8 Responses to “Maligne Valley”

  1. Jim and Barb says:

    Elk are very solitary and any disturbance in the forest will push them out of the area until things quite down. They are doing some logging around here that has been pushing them around quite a bit.

    • contessa says:

      Thanks so much for the elk explanation. We did see two far on the outskirts of Jasper as we left this morning.

  2. Karen says:

    Such lovely photos, we actually had this trip in the planning but it will have to hold off due for health. Love the photo of the four of you we don’t see many of those as one of you always has the camera in hand ??Dave is asking you a question… can the girls swim? Or not in their makeup?

    • contessa says:

      Hopefully when you are ready to travel again, the smoke will no longer be with us. Good question Dave. We don’t know yet.

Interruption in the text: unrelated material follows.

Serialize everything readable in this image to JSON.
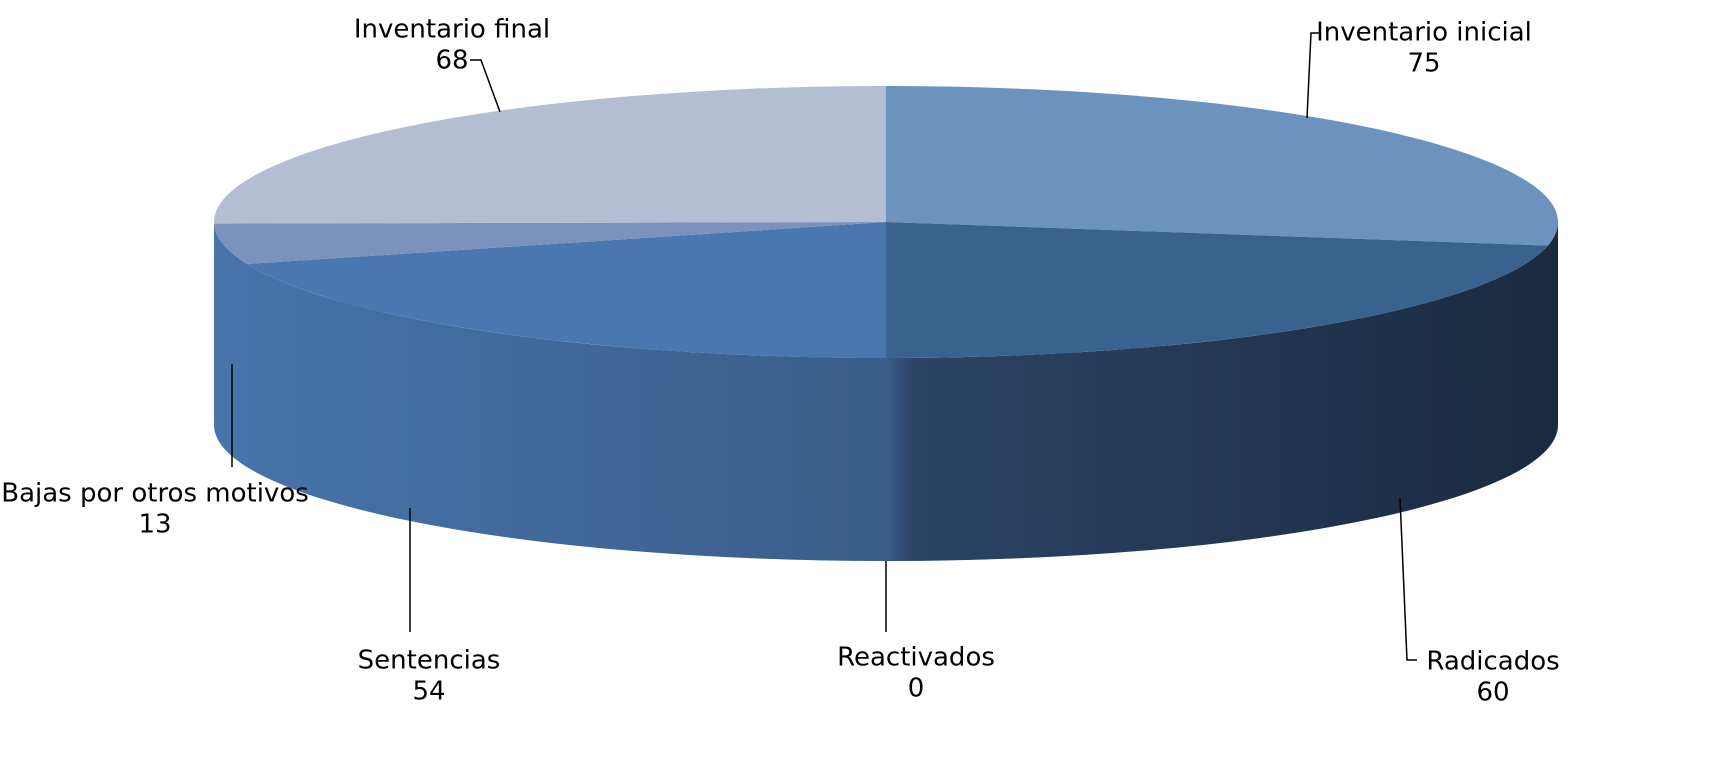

None of our other four pups went into the water, they did not like it. I have a feeling that these tow might but we plan to get them lifejackets just in case.

  3. Maxx Trails says:

    Nice family photo! It sure does seem like the girls will have a great time on Isla 🙂

  4. SandyM says:

    So many beautiful photos – two that stand out for me – the girls looking down the long path and the Momma sheep and her three babies – well the squirrel, too, and the photo of the four of you….just all of them. Thank you for sharing your day.

    • contessa says:

      Thank you Sandy, I thought that the family portrait went well. Colin took the one of the squirrel. I am so proud of my sheep shot.